Microfinance Company Set for Thai Buyout

Cambodia’s fourth-largest microfinance institution (MFI), Hattha Kaksekar Limited (HKL), is set to be purchased by one of Thailand’s largest banks, its president and CEO confirmed on Thursday.

On Wednesday, the Bank of Ayudhya, commonly known as Krungsri, notified the Stock Exchange of Thailand that it had entered into an agreement “for the acquisition of all registered and issued shares” of HKL, pending approval by shareholders and relevant regulatory agencies.

A Hattha Kaksekar Limited branch in Phnom Penh's Chamkar Mon district (Siv Channa/The Cambodia Daily)
A Hattha Kaksekar Limited branch in Phnom Penh’s Chamkar Mon district
(Siv Channa/The Cambodia Daily)

Hout Ieng Tong, HKL’s president and CEO, said his MFI had indeed entered into agreement with Krungsri, and claimed HKL’s structure and operations would not change. As of last month, the MFI had $363 million in outstanding loans and more than 110,000 active borrowers.

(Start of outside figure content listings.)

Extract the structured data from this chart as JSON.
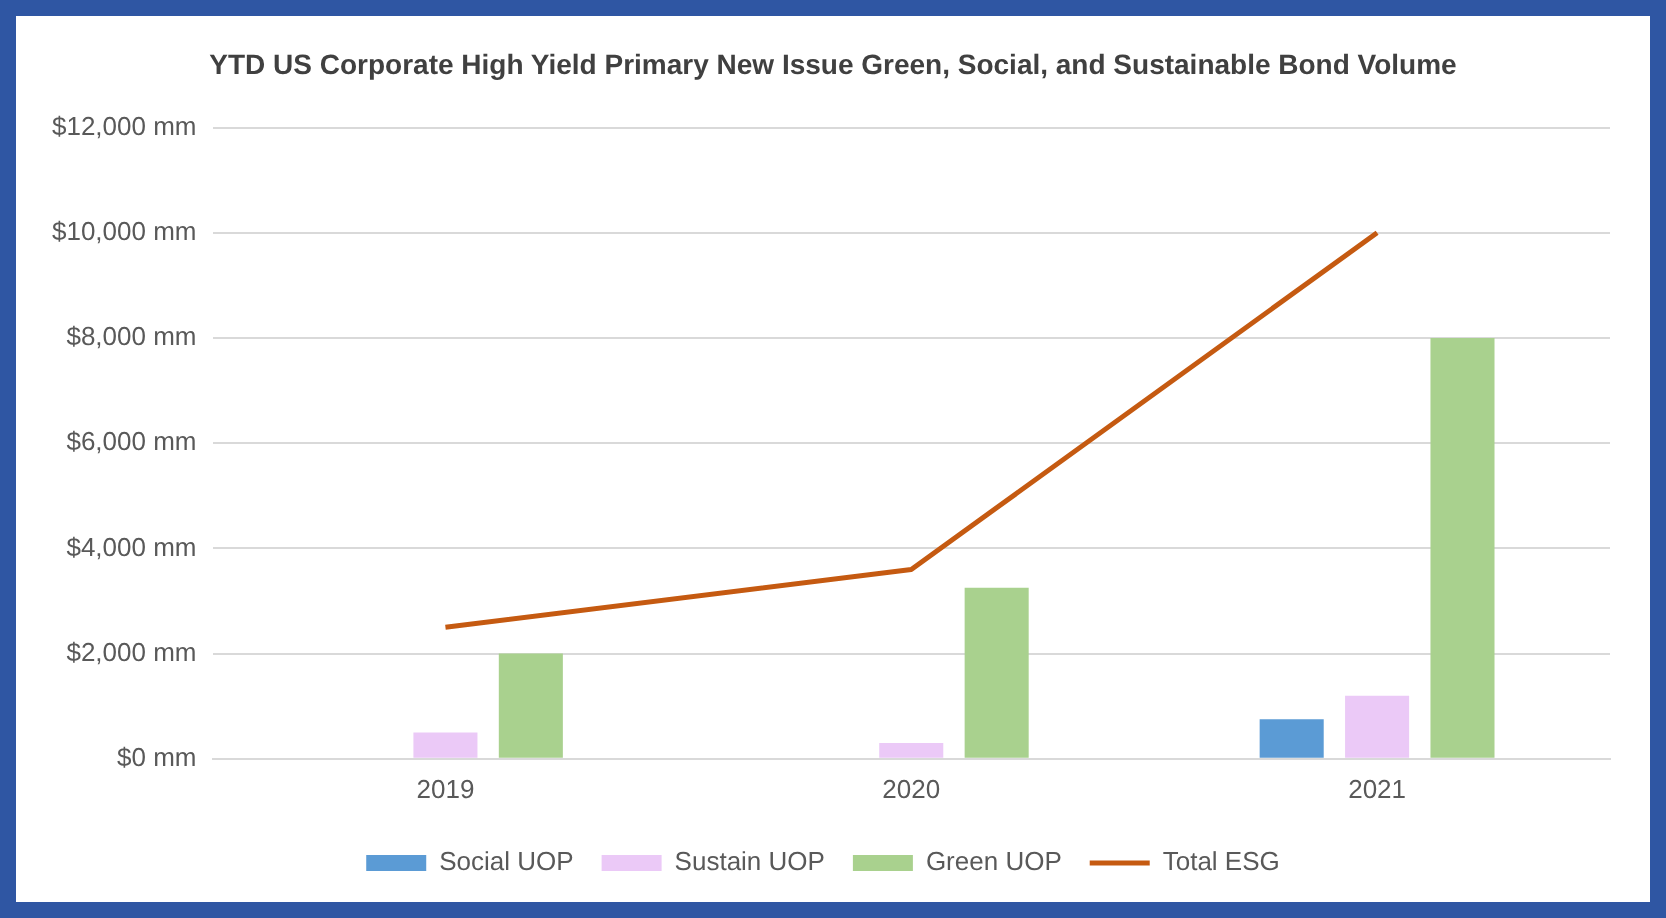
{
  "chart_data": {
    "type": "bar",
    "title": "YTD US Corporate High Yield Primary New Issue Green, Social, and Sustainable Bond Volume",
    "categories": [
      "2019",
      "2020",
      "2021"
    ],
    "series": [
      {
        "name": "Social UOP",
        "color": "#5b9bd5",
        "values": [
          0,
          0,
          750
        ]
      },
      {
        "name": "Sustain UOP",
        "color": "#ebc9f7",
        "values": [
          500,
          300,
          1200
        ]
      },
      {
        "name": "Green UOP",
        "color": "#a9d18e",
        "values": [
          2000,
          3250,
          8000
        ]
      },
      {
        "name": "Total ESG",
        "type": "line",
        "color": "#c55a11",
        "values": [
          2500,
          3600,
          10000
        ],
        "marker": "none"
      }
    ],
    "ylim": [
      0,
      12000
    ],
    "yticks": [
      {
        "value": 0,
        "label": "$0 mm"
      },
      {
        "value": 2000,
        "label": "$2,000 mm"
      },
      {
        "value": 4000,
        "label": "$4,000 mm"
      },
      {
        "value": 6000,
        "label": "$6,000 mm"
      },
      {
        "value": 8000,
        "label": "$8,000 mm"
      },
      {
        "value": 10000,
        "label": "$10,000 mm"
      },
      {
        "value": 12000,
        "label": "$12,000 mm"
      }
    ],
    "grid": "y",
    "legend": "bottom"
  }
}
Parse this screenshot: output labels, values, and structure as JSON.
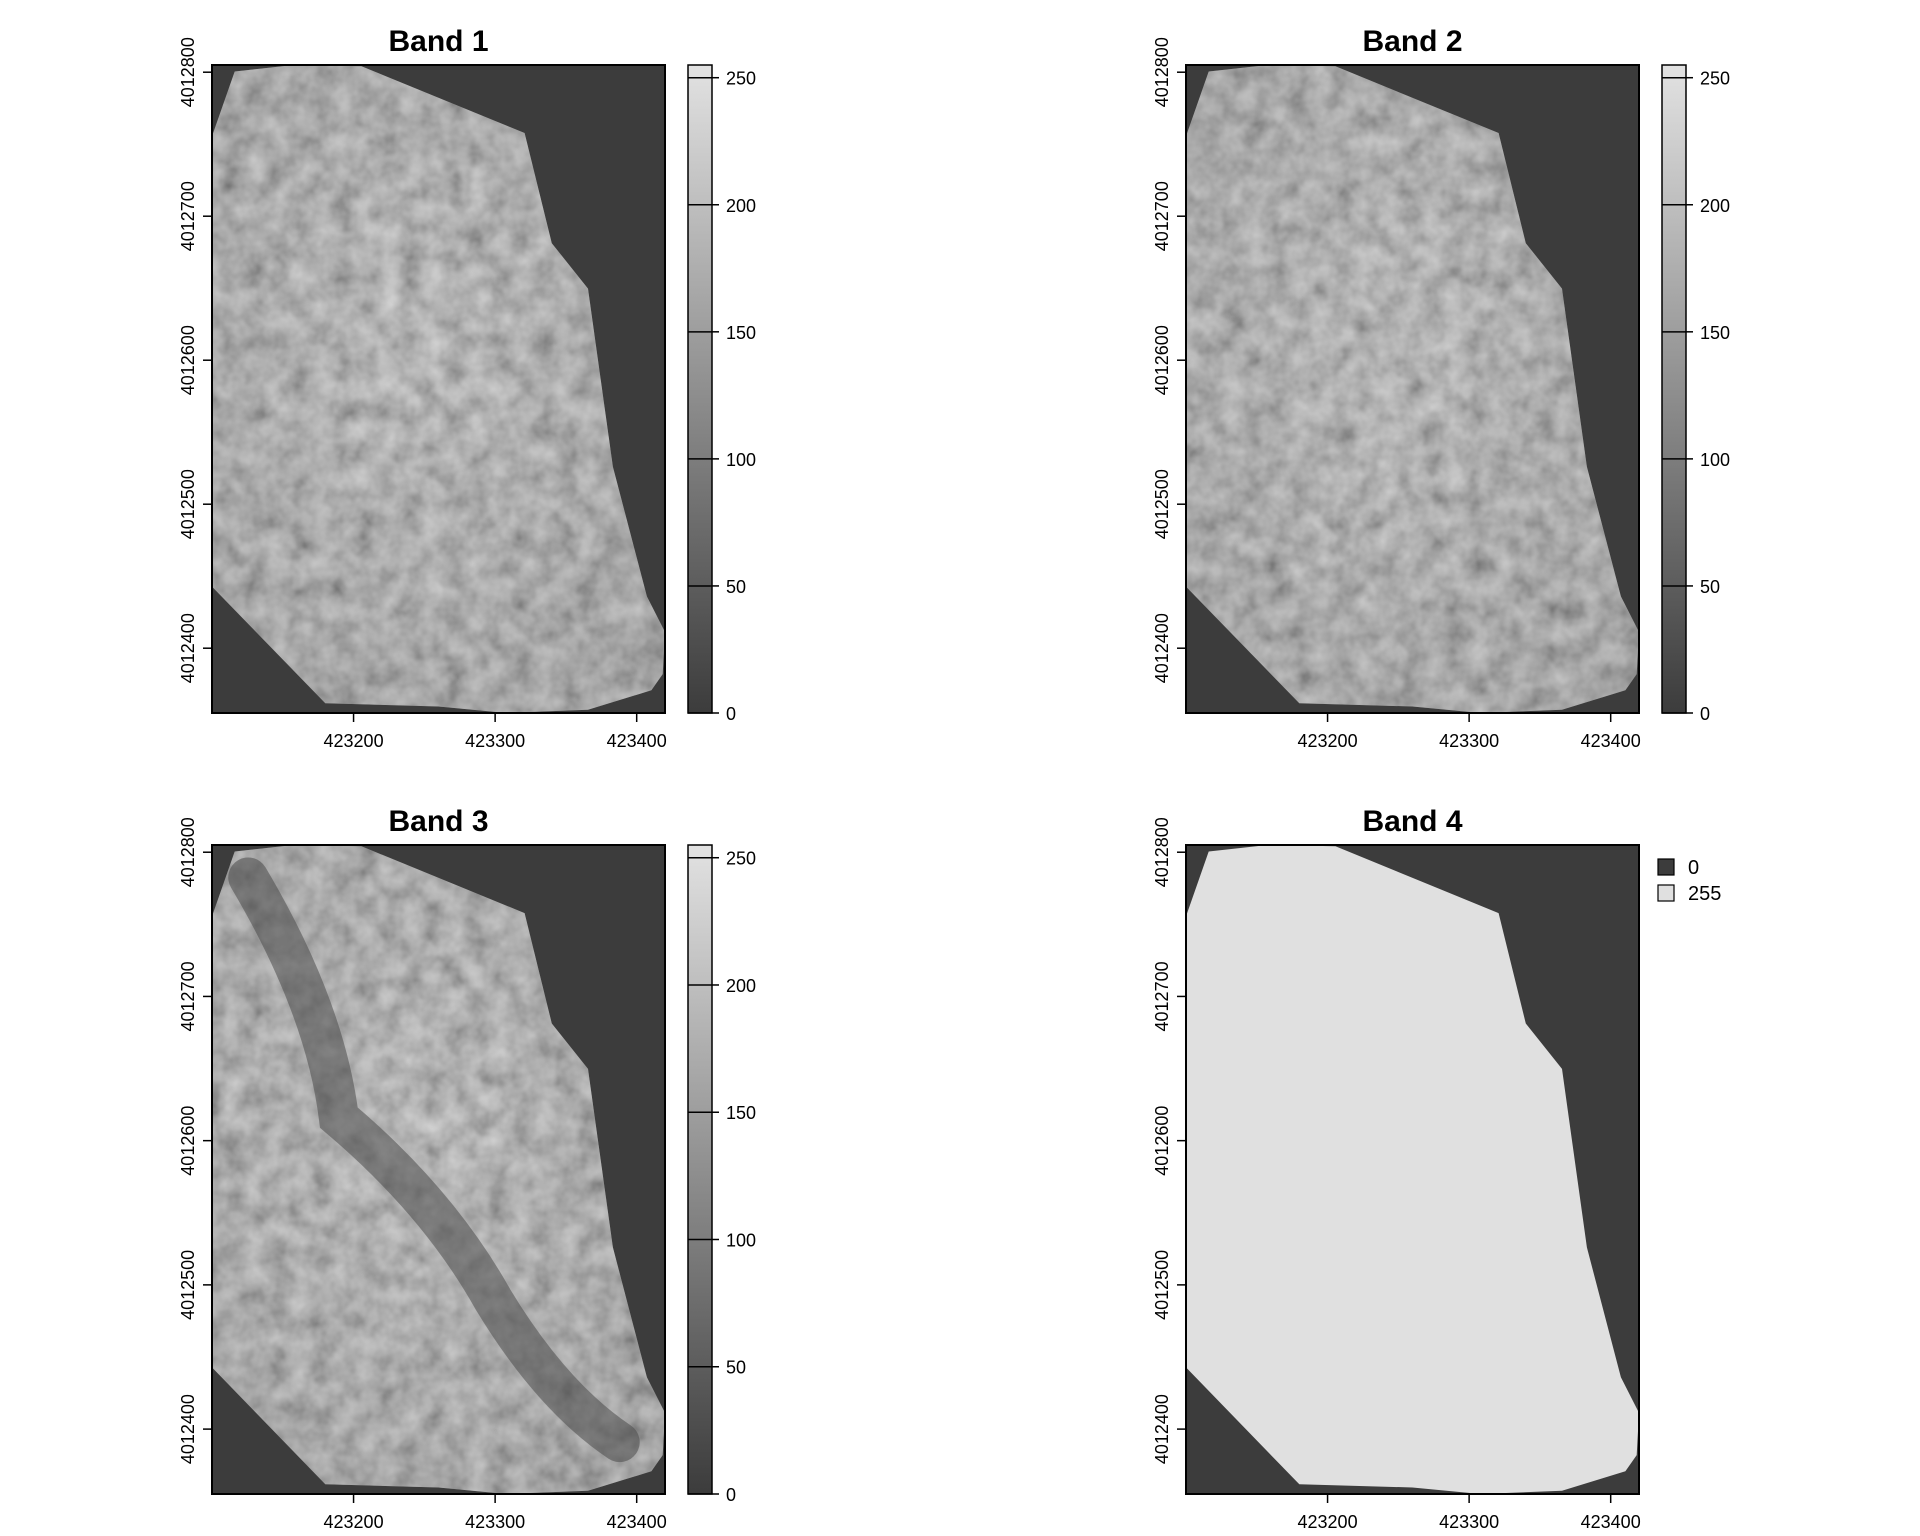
{
  "colors": {
    "background": "#ffffff",
    "nodata": "#3c3c3c",
    "scale_low": "#3c3c3c",
    "scale_high": "#e2e2e2",
    "band4_valid": "#e0e0e0",
    "frame": "#000000"
  },
  "chart_data": [
    {
      "type": "heatmap",
      "title": "Band 1",
      "xlim": [
        423100,
        423420
      ],
      "ylim": [
        4012355,
        4012805
      ],
      "x_ticks": [
        "423200",
        "423300",
        "423400"
      ],
      "y_ticks": [
        "4012400",
        "4012500",
        "4012600",
        "4012700",
        "4012800"
      ],
      "legend": {
        "kind": "continuous",
        "range": [
          0,
          255
        ],
        "ticks": [
          "0",
          "50",
          "100",
          "150",
          "200",
          "250"
        ]
      }
    },
    {
      "type": "heatmap",
      "title": "Band 2",
      "xlim": [
        423100,
        423420
      ],
      "ylim": [
        4012355,
        4012805
      ],
      "x_ticks": [
        "423200",
        "423300",
        "423400"
      ],
      "y_ticks": [
        "4012400",
        "4012500",
        "4012600",
        "4012700",
        "4012800"
      ],
      "legend": {
        "kind": "continuous",
        "range": [
          0,
          255
        ],
        "ticks": [
          "0",
          "50",
          "100",
          "150",
          "200",
          "250"
        ]
      }
    },
    {
      "type": "heatmap",
      "title": "Band 3",
      "xlim": [
        423100,
        423420
      ],
      "ylim": [
        4012355,
        4012805
      ],
      "x_ticks": [
        "423200",
        "423300",
        "423400"
      ],
      "y_ticks": [
        "4012400",
        "4012500",
        "4012600",
        "4012700",
        "4012800"
      ],
      "legend": {
        "kind": "continuous",
        "range": [
          0,
          255
        ],
        "ticks": [
          "0",
          "50",
          "100",
          "150",
          "200",
          "250"
        ]
      }
    },
    {
      "type": "heatmap",
      "title": "Band 4",
      "xlim": [
        423100,
        423420
      ],
      "ylim": [
        4012355,
        4012805
      ],
      "x_ticks": [
        "423200",
        "423300",
        "423400"
      ],
      "y_ticks": [
        "4012400",
        "4012500",
        "4012600",
        "4012700",
        "4012800"
      ],
      "legend": {
        "kind": "categorical",
        "entries": [
          {
            "label": "0",
            "color": "#3c3c3c"
          },
          {
            "label": "255",
            "color": "#e0e0e0"
          }
        ]
      }
    }
  ]
}
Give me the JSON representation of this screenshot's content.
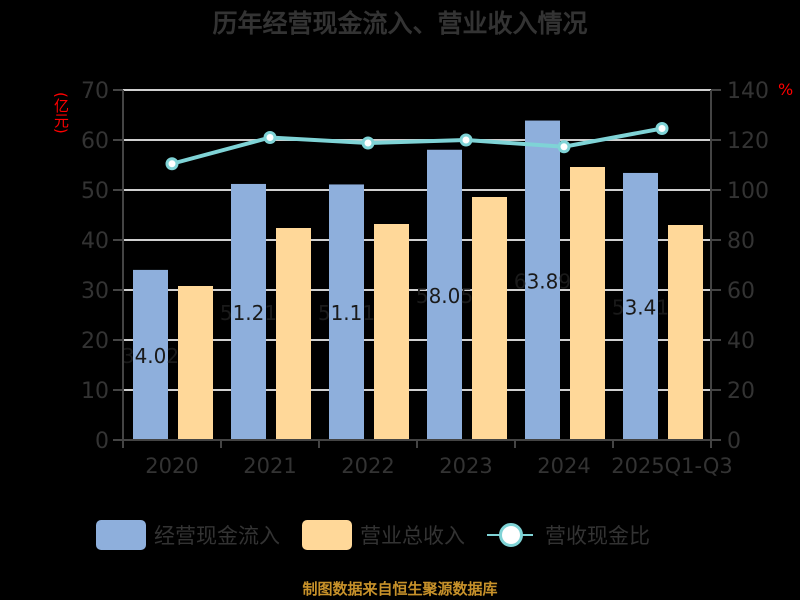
{
  "title": "历年经营现金流入、营业收入情况",
  "left_unit": "(亿元)",
  "right_unit": "%",
  "footer": "制图数据来自恒生聚源数据库",
  "legend": [
    {
      "label": "经营现金流入",
      "color": "#8eafdc",
      "kind": "bar"
    },
    {
      "label": "营业总收入",
      "color": "#ffd899",
      "kind": "bar"
    },
    {
      "label": "营收现金比",
      "color": "#7fd3d6",
      "kind": "line"
    }
  ],
  "colors": {
    "cash_inflow": "#8eafdc",
    "revenue": "#ffd899",
    "ratio_line": "#7fd3d6",
    "axis_text": "#333333",
    "gridline": "#d0d0d0",
    "title": "#333333",
    "unit": "#ff0000",
    "footer": "#c8922a"
  },
  "chart_data": {
    "type": "bar",
    "title": "历年经营现金流入、营业收入情况",
    "categories": [
      "2020",
      "2021",
      "2022",
      "2023",
      "2024",
      "2025Q1-Q3"
    ],
    "series": [
      {
        "name": "经营现金流入",
        "type": "bar",
        "axis": "left",
        "values": [
          34.02,
          51.21,
          51.11,
          58.05,
          63.89,
          53.41
        ],
        "data_labels": [
          "34.02",
          "51.21",
          "51.11",
          "58.05",
          "63.89",
          "53.41"
        ]
      },
      {
        "name": "营业总收入",
        "type": "bar",
        "axis": "left",
        "values": [
          30.8,
          42.4,
          43.2,
          48.6,
          54.6,
          43.0
        ]
      },
      {
        "name": "营收现金比",
        "type": "line",
        "axis": "right",
        "values": [
          110.5,
          121.0,
          118.8,
          120.0,
          117.3,
          124.6
        ]
      }
    ],
    "xlabel": "",
    "ylabel": "(亿元)",
    "y2label": "%",
    "ylim": [
      0,
      70
    ],
    "y2lim": [
      0,
      140
    ],
    "yticks": [
      0,
      10,
      20,
      30,
      40,
      50,
      60,
      70
    ],
    "y2ticks": [
      0,
      20,
      40,
      60,
      80,
      100,
      120,
      140
    ],
    "grid": true,
    "legend_position": "bottom"
  }
}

“There will not be any change. The structure will be the same. The management team will be the same,” Mr. Ieng Tong said. “We stick to our same clients, the same operations, the same vision and mission.”

While local media reported on Thursday that Mr. Ieng Tong had placed a value of $140 million to $150 million on the deal, the executive said he gave no such figures, and that it was too soon to release any numbers, as the sale was not yet finalized.

He added that while the “original idea” was for HKL to transition into a full commercial bank, with new shareholders coming aboard, it would remain a “microfinance service provider” for the time being; he said that no applications had been made with the National Bank of Cambodia for a change in its status.

While stressing that HKL would not be undergoing any change, Mr. Ieng Tong said the buyout by Krungsri would allow the MFI to offer a wider range of loan products and services.

This would include “SME [small and medium-sized enterprises] lending, leasing, consumer lending, housing loans and Internet banking, mobile banking,” he said, attributing the greater offerings to both increased capital injections from Krungsri and the Thai bank’s “expertise.”

Grant Knuckey, CEO of ANZ Royal, said the buyout revealed one way Cambodia’s best-performing MFIs could grow beyond their current capabilities.

“If you could read any sector-wide theme coming out of it, it’s that for the biggest MFIs to continue to expand, they will need fresh capital, fresh investment, and technology,” he said. “One of the ways to do that is to bring new equity in and HKL has done that.”

Mr. Knuckey said that the space between the microfinance sector’s top firms and the country’s commercial banking sector was becoming increasingly narrow.

“The customer base at the top-end of the MFI sector is now quite broad, and their average loan size is starting to close in on the smaller commercial banks,” he said, adding that he believed this to be “quite a deliberate strategy” by the MFIs.